WISSENSWERTES!
 
 
BEUTE MACHEN!
Plüschtiere stehen ganz oben in der Hundegunst, weil sie sich packen, schütteln, werfen, fangen und zerkauen lassen. Schon nach dem ersten Kontakt zum Hundemaul nimmt die Stoffbeute dessen Geruch an und ab dann ist das Tierchen Eigentum des Hundes, der es gegen unerwünschte "Mitesser" bewacht und verteidigt. Sein gebrauchtes Plüschtier ist wesentlich attraktiver als ein neues.
Achten Sie beim Kauf so eines Spieltierchens darauf, daß keine Glasaugen, Metallhaken oder Knöpfe dran sind. Die Füllung muß ebenfalls ungiftig sein.
Quelle: Ein Herz für Tiere Hundekalender 
 
SO LERNT IHR HUND GUTES BENEHMEN!

Hunde und Erziehung - das ist ein Kapitel für sich.
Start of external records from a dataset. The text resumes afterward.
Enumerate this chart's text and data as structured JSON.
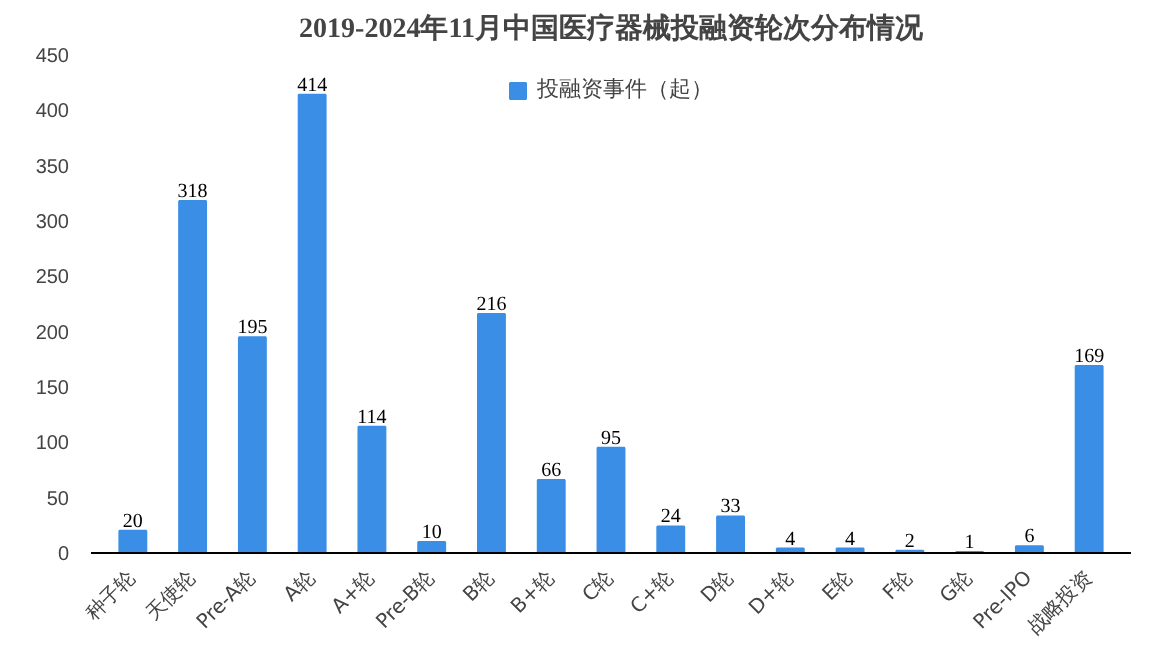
{
  "chart_data": {
    "type": "bar",
    "title": "2019-2024年11月中国医疗器械投融资轮次分布情况",
    "categories": [
      "种子轮",
      "天使轮",
      "Pre-A轮",
      "A轮",
      "A+轮",
      "Pre-B轮",
      "B轮",
      "B+轮",
      "C轮",
      "C+轮",
      "D轮",
      "D+轮",
      "E轮",
      "F轮",
      "G轮",
      "Pre-IPO",
      "战略投资"
    ],
    "series": [
      {
        "name": "投融资事件（起）",
        "color": "#3a8ee6",
        "values": [
          20,
          318,
          195,
          414,
          114,
          10,
          216,
          66,
          95,
          24,
          33,
          4,
          4,
          2,
          1,
          6,
          169
        ]
      }
    ],
    "ylim": [
      0,
      450
    ],
    "yticks": [
      0,
      50,
      100,
      150,
      200,
      250,
      300,
      350,
      400,
      450
    ],
    "data_labels": true,
    "legend": "top",
    "grid": false
  }
}
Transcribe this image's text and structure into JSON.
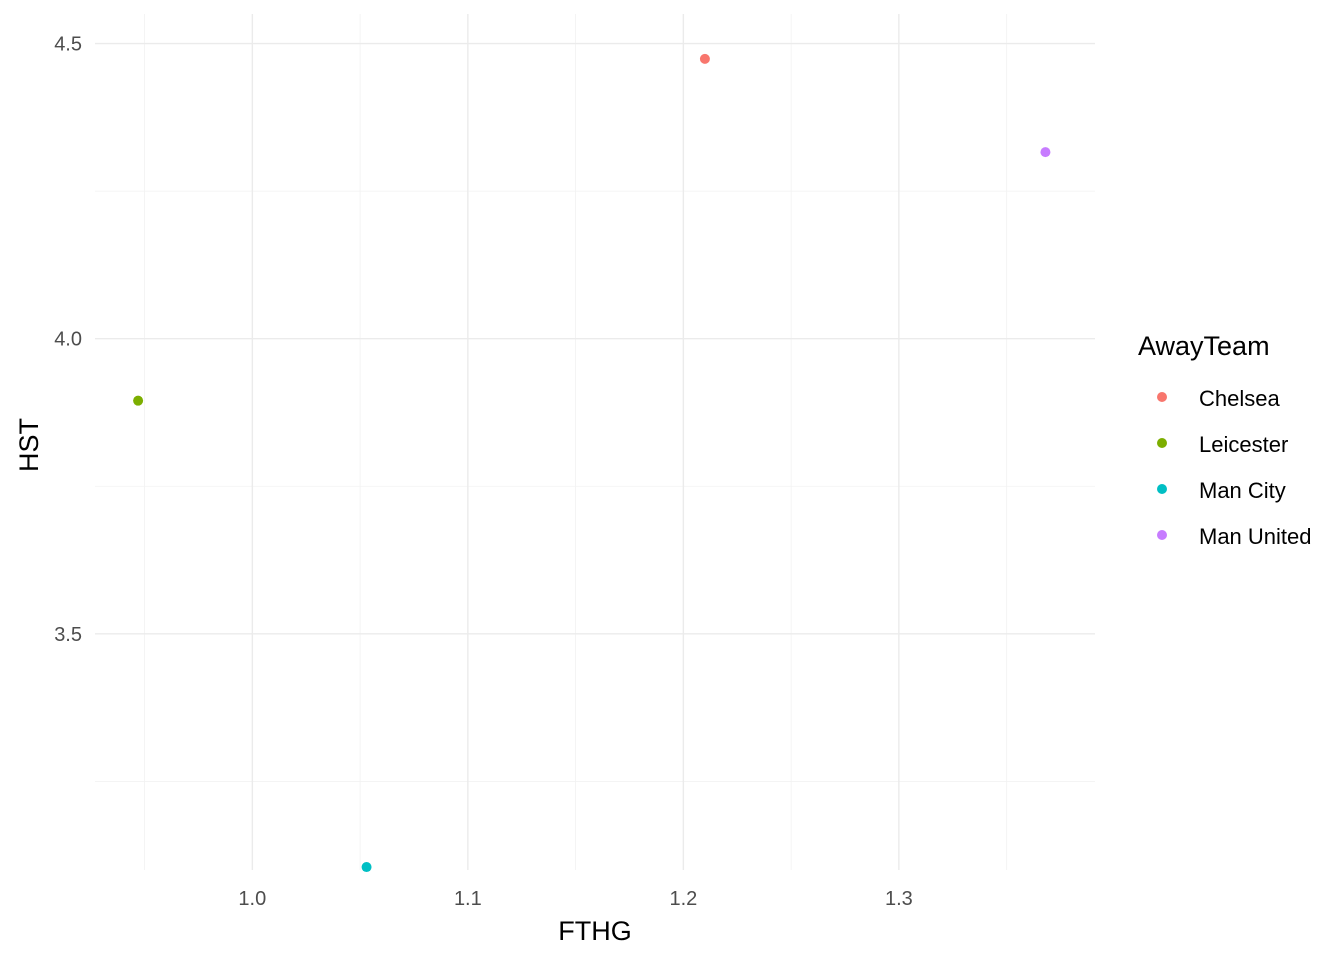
{
  "chart_data": {
    "type": "scatter",
    "xlabel": "FTHG",
    "ylabel": "HST",
    "xlim": [
      0.927,
      1.391
    ],
    "ylim": [
      3.1,
      4.55
    ],
    "x_major_ticks": [
      1.0,
      1.1,
      1.2,
      1.3
    ],
    "x_tick_labels": [
      "1.0",
      "1.1",
      "1.2",
      "1.3"
    ],
    "x_minor_ticks": [
      0.95,
      1.05,
      1.15,
      1.25,
      1.35
    ],
    "y_major_ticks": [
      3.5,
      4.0,
      4.5
    ],
    "y_tick_labels": [
      "3.5",
      "4.0",
      "4.5"
    ],
    "y_minor_ticks": [
      3.25,
      3.75,
      4.25
    ],
    "grid": true,
    "legend": {
      "title": "AwayTeam",
      "position": "right"
    },
    "series": [
      {
        "name": "Chelsea",
        "color": "#F8766D",
        "points": [
          {
            "x": 1.21,
            "y": 4.474
          }
        ]
      },
      {
        "name": "Leicester",
        "color": "#7CAE00",
        "points": [
          {
            "x": 0.947,
            "y": 3.895
          }
        ]
      },
      {
        "name": "Man City",
        "color": "#00BFC4",
        "points": [
          {
            "x": 1.053,
            "y": 3.105
          }
        ]
      },
      {
        "name": "Man United",
        "color": "#C77CFF",
        "points": [
          {
            "x": 1.368,
            "y": 4.316
          }
        ]
      }
    ]
  }
}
Briefträger, Jogger und Radfahrer können ein Lied davon singen. Der Hund jagt, tobt, bellt, spielt und schnappt zu. Zum Leidwesen der Besitzer und vor allem der Opfer. Von Erziehung hat er noch nie etwas gehört. Und wenn Herrchen und Frauchen "bei Fuß" rufen, dann stellt er sich taub und setzt sein oftmals böses Spiel fort.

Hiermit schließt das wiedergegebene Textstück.